Judy Garland
Born Frances Gumm, the talented young singer and actress that plays the protagonist of the film would be known to millions of fans as Judy Garland. Garland only got the role because 20th Century Fox refused to loan another young female actress who was one of the biggest box office draws of the 1930’s: Shirley Temple. Garland took advantage of the kind of big break that often happens in movies rather than in the movie business to go on to career that would eventually outshine Temple who was never able to successfully transition into a star as adult.
Margaret Hamilton
The darkly beautiful Gale Sondergaard was originally cast in the iconic role of the Wicked Witch and the wardrobe and makeup test shots indicate that the character would have been quite different had she decided to stay on.
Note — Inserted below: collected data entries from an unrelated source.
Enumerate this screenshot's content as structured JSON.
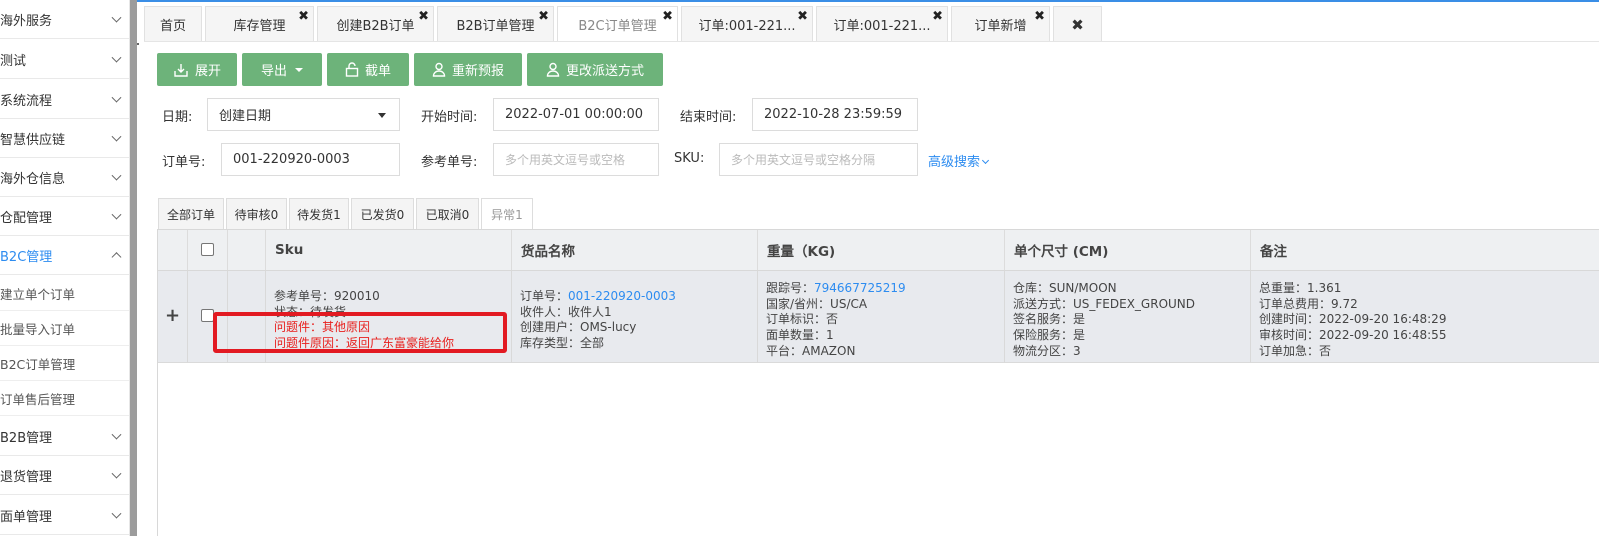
{
  "sidebar": {
    "menus": [
      {
        "label": "海外服务"
      },
      {
        "label": "测试"
      },
      {
        "label": "系统流程"
      },
      {
        "label": "智慧供应链"
      },
      {
        "label": "海外仓信息"
      },
      {
        "label": "仓配管理"
      },
      {
        "label": "B2C管理"
      }
    ],
    "submenus": [
      {
        "label": "建立单个订单"
      },
      {
        "label": "批量导入订单"
      },
      {
        "label": "B2C订单管理"
      },
      {
        "label": "订单售后管理"
      }
    ],
    "menus_after": [
      {
        "label": "B2B管理"
      },
      {
        "label": "退货管理"
      },
      {
        "label": "面单管理"
      }
    ]
  },
  "tabs": [
    {
      "label": "首页"
    },
    {
      "label": "库存管理"
    },
    {
      "label": "创建B2B订单"
    },
    {
      "label": "B2B订单管理"
    },
    {
      "label": "B2C订单管理"
    },
    {
      "label": "订单:001-221..."
    },
    {
      "label": "订单:001-221..."
    },
    {
      "label": "订单新增"
    }
  ],
  "toolbar": {
    "expand": "展开",
    "export": "导出",
    "intercept": "截单",
    "reforecast": "重新预报",
    "change_delivery": "更改派送方式"
  },
  "filters": {
    "date_label": "日期:",
    "date_type": "创建日期",
    "start_label": "开始时间:",
    "start_value": "2022-07-01 00:00:00",
    "end_label": "结束时间:",
    "end_value": "2022-10-28 23:59:59",
    "order_label": "订单号:",
    "order_value": "001-220920-0003",
    "ref_label": "参考单号:",
    "ref_placeholder": "多个用英文逗号或空格",
    "sku_label": "SKU:",
    "sku_placeholder": "多个用英文逗号或空格分隔",
    "advanced": "高级搜索"
  },
  "status_tabs": [
    {
      "label": "全部订单"
    },
    {
      "label": "待审核0"
    },
    {
      "label": "待发货1"
    },
    {
      "label": "已发货0"
    },
    {
      "label": "已取消0"
    },
    {
      "label": "异常1"
    }
  ],
  "table": {
    "headers": {
      "sku": "Sku",
      "goods": "货品名称",
      "weight": "重量（KG)",
      "size": "单个尺寸 (CM)",
      "remark": "备注"
    },
    "row": {
      "col1": {
        "ref": "参考单号：920010",
        "status": "状态：待发货",
        "issue1": "问题件：其他原因",
        "issue2": "问题件原因：返回广东富豪能给你"
      },
      "col2": {
        "order_label": "订单号：",
        "order_value": "001-220920-0003",
        "receiver": "收件人：收件人1",
        "creator": "创建用户：OMS-lucy",
        "stock_type": "库存类型：全部"
      },
      "col3": {
        "tracking_label": "跟踪号：",
        "tracking_value": "794667725219",
        "country": "国家/省州：US/CA",
        "order_flag": "订单标识：否",
        "labels": "面单数量：1",
        "platform": "平台：AMAZON"
      },
      "col4": {
        "warehouse": "仓库：SUN/MOON",
        "delivery": "派送方式：US_FEDEX_GROUND",
        "signature": "签名服务：是",
        "insurance": "保险服务：是",
        "zone": "物流分区：3"
      },
      "col5": {
        "total_weight": "总重量：1.361",
        "total_fee": "订单总费用：9.72",
        "created": "创建时间：2022-09-20 16:48:29",
        "reviewed": "审核时间：2022-09-20 16:48:55",
        "urgent": "订单加急：否"
      }
    }
  },
  "colors": {
    "button_green": "#6db37a",
    "link_blue": "#2d8cf0",
    "error_red": "#e8201e",
    "highlight_red": "#e21a22"
  }
}
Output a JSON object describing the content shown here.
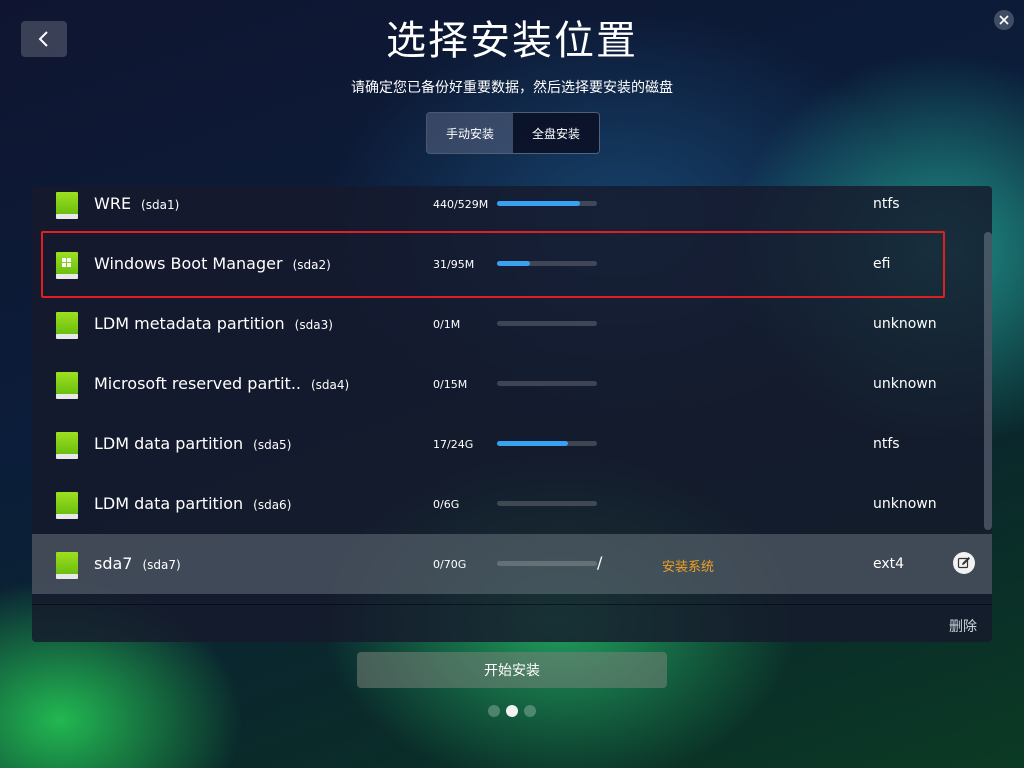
{
  "header": {
    "title": "选择安装位置",
    "subtitle": "请确定您已备份好重要数据，然后选择要安装的磁盘"
  },
  "mode_tabs": [
    {
      "label": "手动安装",
      "active": true
    },
    {
      "label": "全盘安装",
      "active": false
    }
  ],
  "partitions": [
    {
      "name": "WRE",
      "device": "(sda1)",
      "usage": "440/529M",
      "fill": 0.83,
      "fs": "ntfs"
    },
    {
      "name": "Windows Boot Manager",
      "device": "(sda2)",
      "usage": "31/95M",
      "fill": 0.33,
      "fs": "efi",
      "windows_icon": true
    },
    {
      "name": "LDM metadata partition",
      "device": "(sda3)",
      "usage": "0/1M",
      "fill": 0,
      "fs": "unknown"
    },
    {
      "name": "Microsoft reserved partit..",
      "device": "(sda4)",
      "usage": "0/15M",
      "fill": 0,
      "fs": "unknown"
    },
    {
      "name": "LDM data partition",
      "device": "(sda5)",
      "usage": "17/24G",
      "fill": 0.71,
      "fs": "ntfs"
    },
    {
      "name": "LDM data partition",
      "device": "(sda6)",
      "usage": "0/6G",
      "fill": 0,
      "fs": "unknown"
    },
    {
      "name": "sda7",
      "device": "(sda7)",
      "usage": "0/70G",
      "fill": 0,
      "fs": "ext4",
      "mount": "/",
      "label": "安装系统",
      "selected": true
    }
  ],
  "actions": {
    "delete_label": "删除",
    "start_label": "开始安装"
  },
  "pager": {
    "count": 3,
    "active": 1
  },
  "colors": {
    "progress": "#3aa0f0",
    "label_text": "#f0a020",
    "highlight_border": "#e02020"
  }
}
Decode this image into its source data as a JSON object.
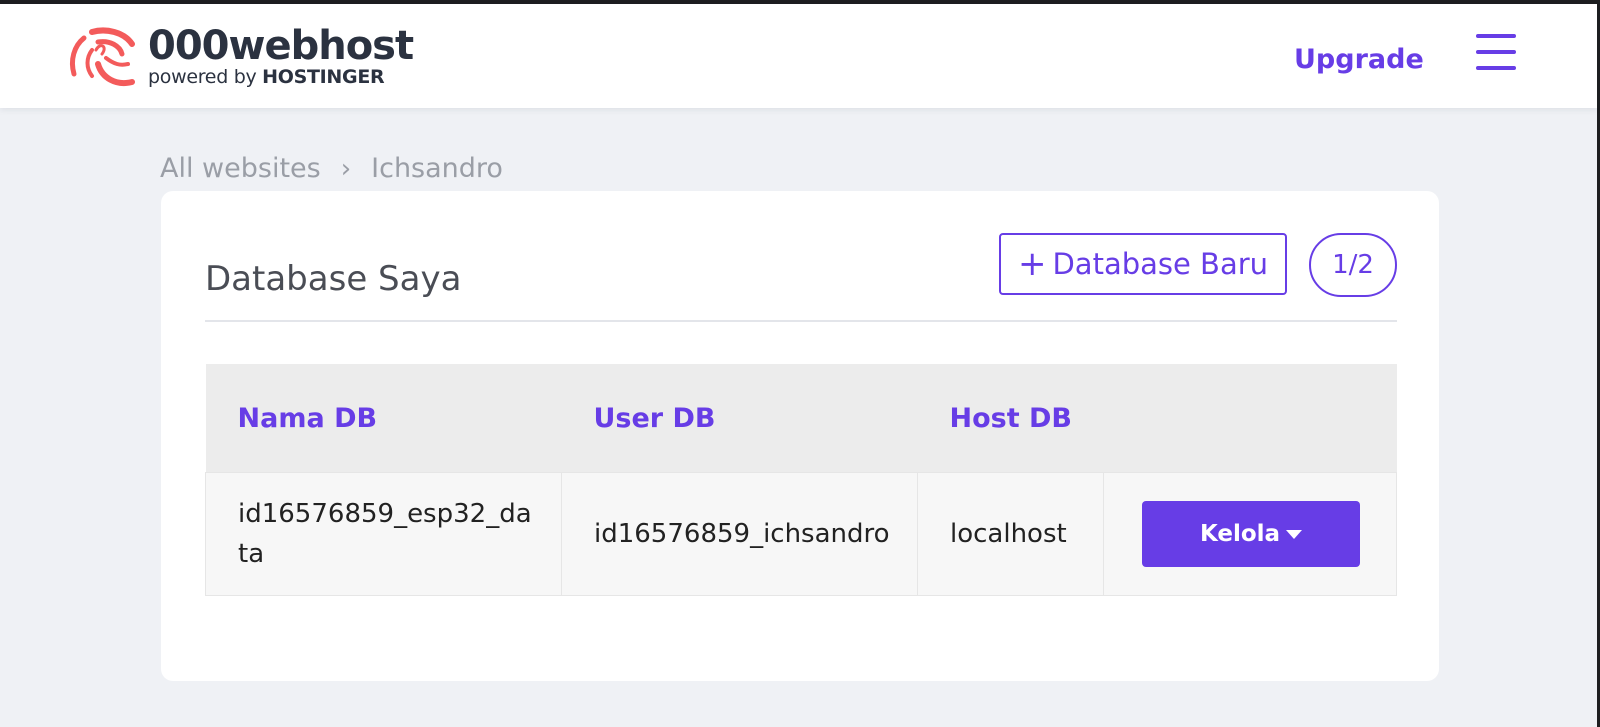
{
  "header": {
    "logo_name": "000webhost",
    "logo_powered": "powered by",
    "logo_brand": "HOSTINGER",
    "upgrade_label": "Upgrade"
  },
  "breadcrumb": {
    "root": "All websites",
    "separator": "›",
    "current": "Ichsandro"
  },
  "card": {
    "title": "Database Saya",
    "new_button_plus": "+",
    "new_button_label": "Database Baru",
    "count": "1/2"
  },
  "table": {
    "headers": [
      "Nama DB",
      "User DB",
      "Host DB"
    ],
    "rows": [
      {
        "name": "id16576859_esp32_data",
        "user": "id16576859_ichsandro",
        "host": "localhost",
        "action_label": "Kelola"
      }
    ]
  },
  "colors": {
    "accent": "#673de6",
    "logo": "#f35b5b",
    "background": "#eff1f5"
  },
  "icons": {
    "logo": "000webhost-swirl-icon",
    "menu": "hamburger-menu-icon",
    "dropdown": "caret-down-icon"
  }
}
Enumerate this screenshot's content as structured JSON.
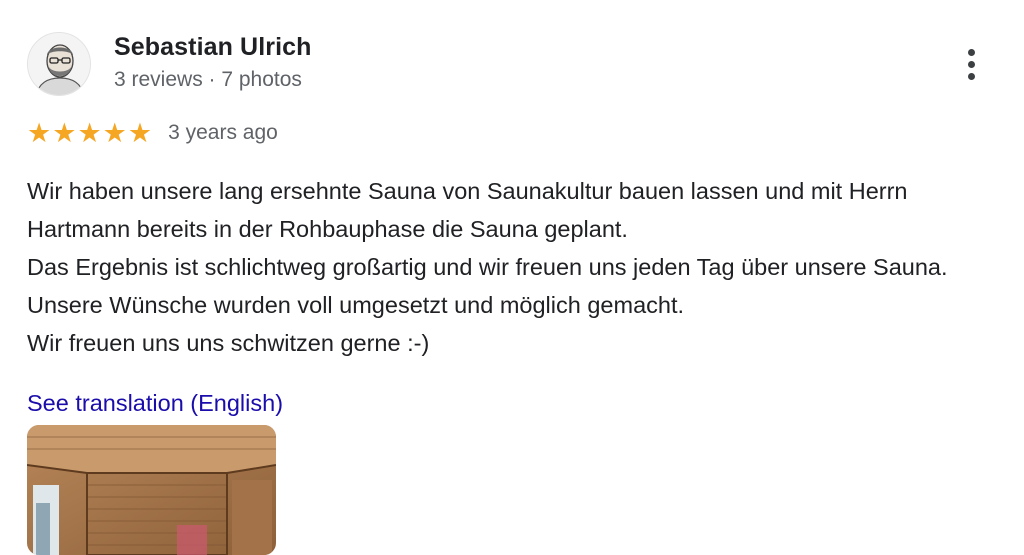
{
  "review": {
    "author_name": "Sebastian Ulrich",
    "author_meta": "3 reviews · 7 photos",
    "rating": 5,
    "rating_max": 5,
    "star_color": "#f5a623",
    "time_ago": "3 years ago",
    "text_lines": [
      "Wir haben unsere lang ersehnte Sauna von Saunakultur bauen lassen und mit Herrn Hartmann bereits in der Rohbauphase die Sauna geplant.",
      "Das Ergebnis ist schlichtweg großartig und wir freuen uns jeden Tag über unsere Sauna. Unsere Wünsche wurden voll umgesetzt und möglich gemacht.",
      "Wir freuen uns uns schwitzen gerne :-)"
    ],
    "translation_link": "See translation (English)",
    "icons": {
      "more": "more-vert-icon",
      "star": "star-icon"
    },
    "link_color": "#1a0dab"
  }
}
Instead, she chose to leave, thus allowing Margaret Hamilton to step into the character that would define the rest of her career.
Ray Bolger
Bolger was originally cast as the Tin Man, but switched parts with Buddy Ebsen (more on that later). The casting of Bolger as the Tin Man seems highly misguided considering how that character’s movements are so limited and Bolger at times almost literally seems to have limbs made of straw when walking and dancing as the Scarecrow.
Jack Haley
Jack Haley would wind up being the third actor cast in the role of the Tin Man. First there was Bolger and then he swapped roles with Buddy Ebsen. While Ebsen would later go on to enormous fame as Jed Clampett on the TV series “The Beverly Hillbillies” the man who finally did play the Tin Man would never find another role to eclipse the fame brought him by dancing down the Yellow Brick Road.
Bert Lahr
As is obvious, The Wizard of Oz went through some growing pains before it finally blossomed into one of the most perfectly cast films of all time. But the casting process that led to Bert Lahr playing the Cowardly Lion was perhaps the most unbelievable. Keep in mind that the mascot for MGM is one of the most famous in history: that roaring lion which greets audiences at the beginning of every one of the studio’s movies. Imagine not the lion-faced faced Lahr as the Cowardly Lion, but an actual real-live lion. It almost happened.
Billie Burke
Then again, perhaps a real live lion playing the part of the Cowardly Lion would not have been the weirdest casting change if original ideas had prevailed. Imagine Barbara Streisand as Glinda. Now, since Barbara Streisand was not even born when the film was made, imagine instead the actress whom she won an Oscar for playing in the film Funny Girl instead. Fanny Brice was a broad Jewish comedienne whose regular screen persona is about as far from the soft-spoken Glinda of Billie Burke as it possible to get, yet she was seriously considered for the role.
Frank Morgan
Shirley Temple, Gale Sondergaard, Buddy Ebsen, an actual lion, Fanny Brice and W.C. Fields. What a great cast! And almost the cast for the 1939 version of The Wizard of Oz. Yep, it’s true: Frank Morgan’s rather cowardly and inhibited interpretation of the Wizard could have become an over-the-top portrait of an entirely unrepressed psyche in the hands of W.C. Fields who desperately wanted the part was ultimately rejected.